Even after years of familiarity with the alef-bet, my Hebrew language skills remain frustratingly fossilized. I know only the same 50 words I memorized ages ago, and I’m still apt to confuse vet with khaf, hay with chet.
Still, even standing outside the gates of Hebrew fluency as I do, it’s hard to miss the beauty of the language. I love its alternately rough and lambskin-smooth texture. I love its amazing root system, which generates countless vocabulary possibilities out of modest three-letter morphemes. I love the fiery look of the Hebrew letters, as if each had just been smelted by some divine ironworker.
But because I taught myself all the Hebrew I know, I’m stuck in beginnersville.
It’s a very familiar place. I’ve always loved to dabble in languages. French, Spanish, German, Russian — I’ve flirted with them all, though only with Spanish have I come close to a proper romance. But with Hebrew, the living language of my people, somehow I barely shook hands.
Maybe because it’s hard. Hebrew is so linguistically different from the European languages I studied in high school. Half of English vocabulary comes from French, but other than “amen” and “hallelujah,” I can’t think of too many English words borrowed from the Hebrew. You start from scratch when you take up this language.
Also, unless you spend time in Israel, or seek out the local Israeli ex-pat community to practice with (neither of which I ever did), it’s nearly impossible to cross over to fluency.
I did have fun cramming a few weeks in advance of my trip to Israel last fall. I checked out a few “teach yourself Hebrew” tapes from the Albany library, bought a couple of primers, then hit the books.
I did really well, too. I totally mastered the Hebrew for, “I want to eat something now … Is the restaurant here? … My Hebrew is not good. … Where is the restaurant? Thank you, but I don’t want to drink beer at the hotel now. … Do you want to drink beer in the restaurant?” and lots more.
My crash course actually helped enormously while I was in Israel. Nothing brings a tourist closer to natives than speaking a few words in their language. Even saying, “Todah rabah (thanks a lot)” to waiters and bus drivers made me feel I belonged there, that Israel was my country too. Being able to say “hello,” “how are you,” “please,” “thank you” and “goodbye” in Hebrew provided just enough electricity to light up my casual encounters with Israelis.

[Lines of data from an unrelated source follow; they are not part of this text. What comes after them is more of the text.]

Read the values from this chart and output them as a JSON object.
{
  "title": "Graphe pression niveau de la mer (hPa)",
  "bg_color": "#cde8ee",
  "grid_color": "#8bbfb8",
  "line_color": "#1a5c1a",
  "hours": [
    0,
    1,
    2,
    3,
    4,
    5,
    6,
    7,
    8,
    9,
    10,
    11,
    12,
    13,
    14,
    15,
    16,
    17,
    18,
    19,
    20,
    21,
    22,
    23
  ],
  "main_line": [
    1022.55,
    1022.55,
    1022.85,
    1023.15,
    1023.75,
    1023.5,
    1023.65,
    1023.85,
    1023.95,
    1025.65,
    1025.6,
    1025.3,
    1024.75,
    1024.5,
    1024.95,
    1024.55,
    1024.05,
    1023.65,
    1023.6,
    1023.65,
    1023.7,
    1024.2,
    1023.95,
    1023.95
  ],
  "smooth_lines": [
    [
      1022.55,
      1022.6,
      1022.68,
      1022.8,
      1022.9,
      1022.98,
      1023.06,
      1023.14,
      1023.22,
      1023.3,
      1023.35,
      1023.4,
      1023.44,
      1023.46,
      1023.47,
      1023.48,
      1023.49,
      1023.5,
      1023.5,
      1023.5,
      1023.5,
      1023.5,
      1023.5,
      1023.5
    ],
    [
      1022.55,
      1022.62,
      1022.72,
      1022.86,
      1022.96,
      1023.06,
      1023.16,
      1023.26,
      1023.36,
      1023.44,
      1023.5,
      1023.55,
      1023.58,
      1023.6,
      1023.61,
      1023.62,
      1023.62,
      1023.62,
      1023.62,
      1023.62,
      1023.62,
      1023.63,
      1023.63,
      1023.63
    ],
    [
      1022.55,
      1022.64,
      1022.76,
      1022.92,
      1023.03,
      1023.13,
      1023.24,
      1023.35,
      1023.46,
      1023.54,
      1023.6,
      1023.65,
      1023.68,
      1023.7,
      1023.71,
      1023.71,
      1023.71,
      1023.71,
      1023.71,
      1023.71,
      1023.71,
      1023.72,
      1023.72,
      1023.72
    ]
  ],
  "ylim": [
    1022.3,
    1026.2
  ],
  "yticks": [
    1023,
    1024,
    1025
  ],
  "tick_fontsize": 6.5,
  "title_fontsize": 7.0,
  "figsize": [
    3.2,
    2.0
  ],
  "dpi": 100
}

Predictably, within weeks of coming home, I forgot much of what I had learned. Most likely the Hebrew words and phrases are parked somewhere in my cerebral cortex, but I’m not sure I can find the valet ticket.
Obviously, if I would just enroll in a class at Berkeley’s Lehrhaus Judaica or any of my local synagogues’ adult ed Hebrew classes, I could do some catching up. Maybe even become conversant within a year or two. It’s all about priorities.
Like so many other fanciful goals of mine –– learning to play that Mozart sonata on the piano, rafting down the Amazon River, losing 15 pounds –– I suspect mastering Hebrew is something I will never do.
Rather than lament it, though, I find myself enjoying the limited Hebrew skills I do have. Poring over a passage of Torah, painstakingly trying to pronounce the words and occasionally comprehending the meaning of a phrase or two is a source of pleasure, if not exactly pride.
Besides, most of the Hebrew words I do know are good ones: shamayim (heaven), emet (truth), olam (world), kadosh (holy), chai (life), shir (song), brachah (blessing) are some of my favorites. For some reason, I also know microgal (microwave) and nikoy yavesh (dry cleaning) too; mundane, yes, but even those have a certain lilt to them.
So I think I’ll stick with my 50 Hebrew terms, hoard them like a less-than-mint condition coin collection and content myself with my smattering. I may not be able to speak to Israelis, but the Hebrew words I do know definitely speak to me.